I have a simple tabular model consisting of a fact table with approx. 20 mio. records (sales transactions) and a dimension table with approx 600.000 records (customers).
A typical reporting scenario is to get the top 10 customers over some measure in the fact table, possibly filtered by some other criteria (typically a time period, a product, etc.).
In Excel, aggregating all of the 20 mio. records to return a total sales amount is instant. However, once I try to group by customers, it takes some time (15-20 seconds) to retrieve all the data, which makes sense since there is quite a lot of customers (600.000) that needs to be displayed.

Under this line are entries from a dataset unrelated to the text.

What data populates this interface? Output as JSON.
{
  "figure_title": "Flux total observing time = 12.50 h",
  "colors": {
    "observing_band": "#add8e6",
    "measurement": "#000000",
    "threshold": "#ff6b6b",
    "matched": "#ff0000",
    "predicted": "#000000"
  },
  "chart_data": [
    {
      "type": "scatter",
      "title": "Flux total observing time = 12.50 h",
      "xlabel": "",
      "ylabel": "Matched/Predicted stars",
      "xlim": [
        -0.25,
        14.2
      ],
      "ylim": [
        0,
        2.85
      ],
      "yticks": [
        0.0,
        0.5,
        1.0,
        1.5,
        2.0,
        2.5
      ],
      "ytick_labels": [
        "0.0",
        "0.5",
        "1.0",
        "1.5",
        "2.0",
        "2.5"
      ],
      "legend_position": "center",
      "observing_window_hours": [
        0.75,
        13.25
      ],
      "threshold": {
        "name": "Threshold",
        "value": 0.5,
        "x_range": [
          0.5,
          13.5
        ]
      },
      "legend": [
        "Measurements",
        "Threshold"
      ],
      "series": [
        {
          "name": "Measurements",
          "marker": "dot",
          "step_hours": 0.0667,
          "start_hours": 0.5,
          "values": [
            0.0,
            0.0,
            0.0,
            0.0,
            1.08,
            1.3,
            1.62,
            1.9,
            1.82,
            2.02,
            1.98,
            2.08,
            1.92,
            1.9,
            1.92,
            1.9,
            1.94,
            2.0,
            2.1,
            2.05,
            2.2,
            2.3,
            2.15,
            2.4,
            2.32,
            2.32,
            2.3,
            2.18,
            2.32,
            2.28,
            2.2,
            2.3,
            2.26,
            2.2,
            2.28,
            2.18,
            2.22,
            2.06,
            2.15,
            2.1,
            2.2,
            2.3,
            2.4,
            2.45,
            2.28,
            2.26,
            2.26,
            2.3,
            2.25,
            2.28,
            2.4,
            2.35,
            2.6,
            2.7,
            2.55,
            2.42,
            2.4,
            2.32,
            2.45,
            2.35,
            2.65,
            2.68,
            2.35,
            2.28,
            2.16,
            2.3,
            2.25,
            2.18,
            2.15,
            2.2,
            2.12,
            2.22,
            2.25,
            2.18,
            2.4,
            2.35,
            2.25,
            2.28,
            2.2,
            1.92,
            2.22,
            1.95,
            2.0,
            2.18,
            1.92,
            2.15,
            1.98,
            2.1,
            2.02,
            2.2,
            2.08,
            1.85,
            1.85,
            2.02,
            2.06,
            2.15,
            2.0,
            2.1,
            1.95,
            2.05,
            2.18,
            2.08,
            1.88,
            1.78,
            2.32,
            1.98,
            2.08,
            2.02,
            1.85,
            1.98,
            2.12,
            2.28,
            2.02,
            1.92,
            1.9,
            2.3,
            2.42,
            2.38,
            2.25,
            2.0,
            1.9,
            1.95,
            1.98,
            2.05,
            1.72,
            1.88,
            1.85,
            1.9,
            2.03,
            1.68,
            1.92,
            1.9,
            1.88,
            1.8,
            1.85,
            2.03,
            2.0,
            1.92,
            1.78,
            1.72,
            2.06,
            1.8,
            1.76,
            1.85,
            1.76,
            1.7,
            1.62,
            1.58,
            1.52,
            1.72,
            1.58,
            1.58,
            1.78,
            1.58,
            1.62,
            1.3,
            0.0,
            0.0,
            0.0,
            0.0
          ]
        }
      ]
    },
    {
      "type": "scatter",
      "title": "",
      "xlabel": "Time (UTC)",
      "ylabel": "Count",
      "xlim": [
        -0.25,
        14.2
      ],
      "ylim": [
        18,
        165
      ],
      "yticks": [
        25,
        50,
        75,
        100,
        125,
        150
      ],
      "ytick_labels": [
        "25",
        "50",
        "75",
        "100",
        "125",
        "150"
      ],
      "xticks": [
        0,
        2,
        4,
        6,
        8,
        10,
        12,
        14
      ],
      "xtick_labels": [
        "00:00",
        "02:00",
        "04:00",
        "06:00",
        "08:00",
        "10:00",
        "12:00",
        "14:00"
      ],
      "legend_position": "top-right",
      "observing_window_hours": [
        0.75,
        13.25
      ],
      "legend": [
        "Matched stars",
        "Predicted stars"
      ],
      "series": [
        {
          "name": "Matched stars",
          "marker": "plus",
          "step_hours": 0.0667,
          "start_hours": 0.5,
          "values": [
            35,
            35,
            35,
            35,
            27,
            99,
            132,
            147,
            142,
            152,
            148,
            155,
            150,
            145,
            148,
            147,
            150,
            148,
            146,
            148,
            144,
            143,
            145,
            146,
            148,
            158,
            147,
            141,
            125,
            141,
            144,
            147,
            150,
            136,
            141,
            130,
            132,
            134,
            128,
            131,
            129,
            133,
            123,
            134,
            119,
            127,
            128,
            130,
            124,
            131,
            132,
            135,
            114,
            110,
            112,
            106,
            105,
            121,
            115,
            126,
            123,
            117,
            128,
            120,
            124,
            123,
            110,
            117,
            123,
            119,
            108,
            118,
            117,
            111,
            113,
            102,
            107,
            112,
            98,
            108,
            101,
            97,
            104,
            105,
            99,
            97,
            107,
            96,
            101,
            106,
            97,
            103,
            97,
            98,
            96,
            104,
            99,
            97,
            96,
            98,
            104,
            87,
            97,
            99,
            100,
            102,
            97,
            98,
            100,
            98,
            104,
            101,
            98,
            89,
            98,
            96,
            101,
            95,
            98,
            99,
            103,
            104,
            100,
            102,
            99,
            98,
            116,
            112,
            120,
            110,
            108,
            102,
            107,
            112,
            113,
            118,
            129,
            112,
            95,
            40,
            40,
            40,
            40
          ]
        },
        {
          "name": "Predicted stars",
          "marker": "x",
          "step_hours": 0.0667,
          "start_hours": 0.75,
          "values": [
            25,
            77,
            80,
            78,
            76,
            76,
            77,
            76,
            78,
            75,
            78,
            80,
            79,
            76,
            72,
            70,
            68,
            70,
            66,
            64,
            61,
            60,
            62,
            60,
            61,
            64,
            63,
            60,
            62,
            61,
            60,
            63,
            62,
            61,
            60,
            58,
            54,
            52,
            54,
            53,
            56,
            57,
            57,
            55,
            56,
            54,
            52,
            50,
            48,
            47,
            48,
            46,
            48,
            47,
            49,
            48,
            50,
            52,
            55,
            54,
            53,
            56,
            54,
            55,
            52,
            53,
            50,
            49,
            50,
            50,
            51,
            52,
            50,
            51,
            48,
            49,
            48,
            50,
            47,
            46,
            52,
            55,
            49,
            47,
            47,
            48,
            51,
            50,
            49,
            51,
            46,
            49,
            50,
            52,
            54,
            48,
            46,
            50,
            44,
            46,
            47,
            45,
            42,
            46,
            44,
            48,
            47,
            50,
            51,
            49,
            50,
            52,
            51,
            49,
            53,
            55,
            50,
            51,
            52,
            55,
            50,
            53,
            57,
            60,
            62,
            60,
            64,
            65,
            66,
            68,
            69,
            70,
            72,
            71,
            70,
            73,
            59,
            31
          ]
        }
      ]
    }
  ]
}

Now, if I apply a value filter in Excel, to get only the top 10 customers, it still takes around 15-20 seconds to return the result, which is unacceptable to my users (as they would like to instantly see the top 10 customers while slicing on other attributes such as product, time, etc).
Internally, Excel uses the TOPCOUNT
MDX-function when querying the tabular model with a value filter.
Is there anything I can do in the tabular model, to speed up these kinds of queries?
I've tried:
- Creating a calculated column on the dimension table, containing the total sales amount for each customer. While the performance is better, this is not the way to go because the values in this column can not be sliced by other attributes from the facts, and the column obviously ends up containing many distinct values (which is a bad thing in tabular).
- Creating a calculated measure on the fact table, using the DAX
RANKX
function as suggested here. This caused my Tabular instance to crash (too many records in the dimension table?) - Executing a simple DAX statement directly on the tabular model using the DAX
TOPN
function. This was even slower than theTOPCOUNT
MDX-approach, by a factor of 3-4.